Government's special powers require special limits on how it collects and handles information. Unlike private businesses, the government can legally compel you to supply information (through subpoenas, tax returns, driver's license applications, and so on). Another distinguishing feature of government is that it can use information about you to seize your property or deprive you of your freedom.
That's why the Fourth Amendment applies to the government but not to Amazon.com or L.L. Bean. "Having one's door broken down by police acting without a proper warrant is not like receiving an unwanted advertisement in the mail," observes Solveig Singleton, a privacy scholar at the Competitive Enterprise Institute, in a recent paper published by the National Center for Policy Analysis.
As that comparison suggests, the concerns of privacy advocates are many and varied. Singleton notes that the solution to junk mail (whether paper or electronic) is more information, not less: By knowing more about your interests, businesses can better target their appeals, so you'll be annoyed by fewer messages that hold no interest for you.

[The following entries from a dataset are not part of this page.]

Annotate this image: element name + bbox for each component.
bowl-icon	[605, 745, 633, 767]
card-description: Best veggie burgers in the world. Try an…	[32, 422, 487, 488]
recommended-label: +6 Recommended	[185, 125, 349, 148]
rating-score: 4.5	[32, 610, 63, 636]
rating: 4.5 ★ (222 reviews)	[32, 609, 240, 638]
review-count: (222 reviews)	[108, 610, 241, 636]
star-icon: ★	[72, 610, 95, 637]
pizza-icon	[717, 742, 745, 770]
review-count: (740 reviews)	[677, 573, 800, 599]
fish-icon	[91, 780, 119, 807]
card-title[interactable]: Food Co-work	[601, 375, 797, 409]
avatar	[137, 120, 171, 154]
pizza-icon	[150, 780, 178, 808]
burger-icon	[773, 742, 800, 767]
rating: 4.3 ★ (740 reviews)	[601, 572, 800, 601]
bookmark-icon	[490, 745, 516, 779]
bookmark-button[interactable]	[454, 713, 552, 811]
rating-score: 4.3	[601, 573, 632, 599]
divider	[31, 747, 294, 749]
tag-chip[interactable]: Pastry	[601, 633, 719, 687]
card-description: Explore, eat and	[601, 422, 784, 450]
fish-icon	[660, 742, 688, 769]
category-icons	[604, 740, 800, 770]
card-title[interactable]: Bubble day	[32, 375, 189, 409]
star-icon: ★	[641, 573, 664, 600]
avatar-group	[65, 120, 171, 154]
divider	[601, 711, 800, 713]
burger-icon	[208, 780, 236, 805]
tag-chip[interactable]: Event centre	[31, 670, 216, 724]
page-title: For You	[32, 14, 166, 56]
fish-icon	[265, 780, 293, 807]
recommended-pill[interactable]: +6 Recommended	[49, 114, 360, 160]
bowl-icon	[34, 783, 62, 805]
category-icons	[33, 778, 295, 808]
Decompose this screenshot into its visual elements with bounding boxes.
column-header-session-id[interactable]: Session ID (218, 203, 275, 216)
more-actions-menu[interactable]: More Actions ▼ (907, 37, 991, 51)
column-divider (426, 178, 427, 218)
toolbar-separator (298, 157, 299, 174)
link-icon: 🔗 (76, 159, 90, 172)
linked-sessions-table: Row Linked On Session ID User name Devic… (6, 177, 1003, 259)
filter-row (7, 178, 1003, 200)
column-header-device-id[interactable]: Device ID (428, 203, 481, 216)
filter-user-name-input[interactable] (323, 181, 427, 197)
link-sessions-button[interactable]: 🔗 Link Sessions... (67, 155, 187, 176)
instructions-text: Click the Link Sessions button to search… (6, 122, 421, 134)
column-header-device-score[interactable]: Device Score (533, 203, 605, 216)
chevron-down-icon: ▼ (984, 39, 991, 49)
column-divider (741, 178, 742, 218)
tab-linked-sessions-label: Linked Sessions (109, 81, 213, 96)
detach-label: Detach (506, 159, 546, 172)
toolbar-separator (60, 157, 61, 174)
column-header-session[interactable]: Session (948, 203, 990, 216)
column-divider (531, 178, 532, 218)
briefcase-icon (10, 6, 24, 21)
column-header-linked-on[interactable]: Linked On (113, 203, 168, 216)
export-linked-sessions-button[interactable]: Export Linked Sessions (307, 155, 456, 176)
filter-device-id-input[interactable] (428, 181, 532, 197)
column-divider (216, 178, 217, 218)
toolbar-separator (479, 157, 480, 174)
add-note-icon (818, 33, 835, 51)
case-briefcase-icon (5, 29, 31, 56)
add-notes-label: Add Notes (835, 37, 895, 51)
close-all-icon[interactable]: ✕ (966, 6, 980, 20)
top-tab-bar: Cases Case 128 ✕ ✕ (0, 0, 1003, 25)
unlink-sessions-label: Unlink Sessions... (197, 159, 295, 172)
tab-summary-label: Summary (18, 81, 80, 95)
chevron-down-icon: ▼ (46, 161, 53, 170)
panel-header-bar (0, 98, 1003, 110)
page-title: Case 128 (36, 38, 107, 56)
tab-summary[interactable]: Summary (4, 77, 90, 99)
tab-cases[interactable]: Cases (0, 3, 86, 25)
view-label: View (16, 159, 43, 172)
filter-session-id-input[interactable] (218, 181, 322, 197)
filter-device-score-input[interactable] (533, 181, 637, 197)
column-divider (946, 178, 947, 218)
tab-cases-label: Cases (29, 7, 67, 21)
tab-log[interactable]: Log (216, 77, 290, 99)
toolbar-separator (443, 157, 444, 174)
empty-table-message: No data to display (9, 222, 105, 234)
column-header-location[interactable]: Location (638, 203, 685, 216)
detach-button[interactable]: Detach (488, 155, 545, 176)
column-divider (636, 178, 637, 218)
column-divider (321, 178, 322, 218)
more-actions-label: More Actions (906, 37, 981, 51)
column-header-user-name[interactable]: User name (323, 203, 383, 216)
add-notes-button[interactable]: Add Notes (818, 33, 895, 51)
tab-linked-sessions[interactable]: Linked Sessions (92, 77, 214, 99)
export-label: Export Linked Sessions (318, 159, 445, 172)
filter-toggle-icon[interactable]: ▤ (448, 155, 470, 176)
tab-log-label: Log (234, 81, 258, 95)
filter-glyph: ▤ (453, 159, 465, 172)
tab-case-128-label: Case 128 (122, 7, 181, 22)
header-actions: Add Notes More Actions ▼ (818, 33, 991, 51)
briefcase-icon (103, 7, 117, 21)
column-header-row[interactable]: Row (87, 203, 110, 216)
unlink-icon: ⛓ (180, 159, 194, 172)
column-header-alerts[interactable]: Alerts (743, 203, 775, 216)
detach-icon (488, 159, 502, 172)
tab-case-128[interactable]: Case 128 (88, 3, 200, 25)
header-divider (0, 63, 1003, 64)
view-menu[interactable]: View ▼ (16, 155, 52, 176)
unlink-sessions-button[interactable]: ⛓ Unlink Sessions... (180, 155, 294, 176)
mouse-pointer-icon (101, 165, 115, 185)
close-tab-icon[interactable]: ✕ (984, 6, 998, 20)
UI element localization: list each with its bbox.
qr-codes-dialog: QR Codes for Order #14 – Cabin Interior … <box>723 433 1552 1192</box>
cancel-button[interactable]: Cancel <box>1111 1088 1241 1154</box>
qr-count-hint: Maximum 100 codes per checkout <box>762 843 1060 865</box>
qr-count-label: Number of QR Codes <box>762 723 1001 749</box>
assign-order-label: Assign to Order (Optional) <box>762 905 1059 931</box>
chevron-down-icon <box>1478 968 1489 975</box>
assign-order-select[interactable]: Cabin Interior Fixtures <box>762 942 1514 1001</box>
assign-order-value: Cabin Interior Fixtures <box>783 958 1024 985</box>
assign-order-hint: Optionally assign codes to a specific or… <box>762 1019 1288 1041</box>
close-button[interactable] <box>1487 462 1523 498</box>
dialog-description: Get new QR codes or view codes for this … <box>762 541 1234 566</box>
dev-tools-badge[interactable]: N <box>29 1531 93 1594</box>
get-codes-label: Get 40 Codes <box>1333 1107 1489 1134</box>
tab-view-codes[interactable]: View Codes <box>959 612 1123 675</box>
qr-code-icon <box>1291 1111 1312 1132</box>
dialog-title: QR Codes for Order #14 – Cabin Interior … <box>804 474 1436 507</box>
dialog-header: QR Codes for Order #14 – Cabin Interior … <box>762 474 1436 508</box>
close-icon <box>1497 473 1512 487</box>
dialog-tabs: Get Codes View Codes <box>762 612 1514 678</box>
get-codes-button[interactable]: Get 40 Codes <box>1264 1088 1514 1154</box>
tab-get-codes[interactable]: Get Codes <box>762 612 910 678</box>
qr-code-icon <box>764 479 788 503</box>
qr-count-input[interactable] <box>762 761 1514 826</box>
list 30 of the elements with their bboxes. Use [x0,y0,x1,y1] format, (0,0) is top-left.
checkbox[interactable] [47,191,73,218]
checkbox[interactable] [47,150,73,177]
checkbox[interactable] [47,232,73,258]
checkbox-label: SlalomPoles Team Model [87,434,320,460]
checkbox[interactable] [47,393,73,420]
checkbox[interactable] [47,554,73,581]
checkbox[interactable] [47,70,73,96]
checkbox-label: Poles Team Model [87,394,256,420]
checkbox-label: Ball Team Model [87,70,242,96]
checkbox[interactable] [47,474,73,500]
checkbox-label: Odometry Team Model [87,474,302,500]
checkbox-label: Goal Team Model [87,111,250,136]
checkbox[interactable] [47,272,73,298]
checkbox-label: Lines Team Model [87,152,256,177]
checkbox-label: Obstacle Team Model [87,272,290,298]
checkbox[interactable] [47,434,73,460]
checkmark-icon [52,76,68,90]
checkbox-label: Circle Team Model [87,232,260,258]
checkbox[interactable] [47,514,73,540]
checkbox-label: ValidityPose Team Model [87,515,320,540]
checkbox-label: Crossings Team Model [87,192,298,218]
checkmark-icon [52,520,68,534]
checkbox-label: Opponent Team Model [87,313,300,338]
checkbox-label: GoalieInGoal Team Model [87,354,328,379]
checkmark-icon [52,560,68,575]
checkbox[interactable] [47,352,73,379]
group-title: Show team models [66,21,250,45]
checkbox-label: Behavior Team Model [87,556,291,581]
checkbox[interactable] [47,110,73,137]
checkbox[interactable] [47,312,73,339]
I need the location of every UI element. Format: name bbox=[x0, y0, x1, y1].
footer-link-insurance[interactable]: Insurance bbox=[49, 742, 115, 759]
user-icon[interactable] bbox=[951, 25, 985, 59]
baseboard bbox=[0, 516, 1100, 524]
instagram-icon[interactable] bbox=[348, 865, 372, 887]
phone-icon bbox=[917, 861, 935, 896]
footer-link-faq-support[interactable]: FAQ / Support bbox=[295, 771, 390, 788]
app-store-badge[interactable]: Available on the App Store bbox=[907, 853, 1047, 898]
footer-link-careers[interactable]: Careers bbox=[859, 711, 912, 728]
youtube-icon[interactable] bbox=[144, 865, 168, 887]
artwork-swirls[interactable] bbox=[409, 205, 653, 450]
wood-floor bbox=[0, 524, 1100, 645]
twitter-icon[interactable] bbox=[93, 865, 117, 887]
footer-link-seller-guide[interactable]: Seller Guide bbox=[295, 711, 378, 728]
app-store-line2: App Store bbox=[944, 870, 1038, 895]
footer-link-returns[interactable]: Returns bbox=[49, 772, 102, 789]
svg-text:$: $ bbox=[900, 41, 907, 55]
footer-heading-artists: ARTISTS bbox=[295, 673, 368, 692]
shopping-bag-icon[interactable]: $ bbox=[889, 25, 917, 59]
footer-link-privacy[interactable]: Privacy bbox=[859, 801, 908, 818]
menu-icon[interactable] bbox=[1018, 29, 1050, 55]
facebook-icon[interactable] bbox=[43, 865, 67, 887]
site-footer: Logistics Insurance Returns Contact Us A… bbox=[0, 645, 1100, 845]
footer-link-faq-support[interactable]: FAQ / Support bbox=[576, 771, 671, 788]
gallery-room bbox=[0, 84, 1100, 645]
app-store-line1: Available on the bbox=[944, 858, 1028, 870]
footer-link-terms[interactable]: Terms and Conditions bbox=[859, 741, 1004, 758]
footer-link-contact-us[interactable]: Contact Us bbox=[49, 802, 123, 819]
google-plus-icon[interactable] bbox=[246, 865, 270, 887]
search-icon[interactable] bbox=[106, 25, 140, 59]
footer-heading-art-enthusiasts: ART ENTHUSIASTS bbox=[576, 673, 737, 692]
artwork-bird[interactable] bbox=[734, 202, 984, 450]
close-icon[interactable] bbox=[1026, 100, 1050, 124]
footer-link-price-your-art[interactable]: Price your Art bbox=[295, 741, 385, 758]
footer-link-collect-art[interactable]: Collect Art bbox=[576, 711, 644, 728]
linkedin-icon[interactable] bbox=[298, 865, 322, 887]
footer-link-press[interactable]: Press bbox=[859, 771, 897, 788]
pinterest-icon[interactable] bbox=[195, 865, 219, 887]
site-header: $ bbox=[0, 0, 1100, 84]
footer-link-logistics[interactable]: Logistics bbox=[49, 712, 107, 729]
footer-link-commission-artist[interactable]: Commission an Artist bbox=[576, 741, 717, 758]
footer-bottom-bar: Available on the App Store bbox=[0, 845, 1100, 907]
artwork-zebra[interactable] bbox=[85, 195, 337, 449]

Similarly, Safire worries about "identity theft," in which criminals rip people off by pretending to be them. "The key to your identity door is your Social Security number," he writes. But when I call my credit card companies and try to access or change information in my records, it's their knowledge of my Social Security number that helps prevent identity theft.
Even when it's hard to imagine how the information a businesses collects could be used to hurt consumers, many people are vaguely uneasy about letting go of their data. But they're not necessarily willing to bear the burden of withholding information from companies whose privacy policies they consider inadequate. That would require too much research, and it might mean giving up otherwise appealing opportunities. "We're lazy," Safire concedes.
Instead, Safire wants the world rearranged to suit bashful, lazy people like him. He advocates an "opt-in" system in which the sharing of information would be prohibited without specific permission for each datum and use.
Another word for information sharing, of course, is speech, which is why Timothy Muris, the new chairman of the Federal Trade Commission, has argued that the Fair Credit Reporting Act is unconstitutional. If that position seems extreme, try to imagine an "opt-in" system for journalists, under which any information they obtained about someone through interviews, records, or observation could not be used without explicit written permission. Somehow I doubt that William Safire would support such a rule.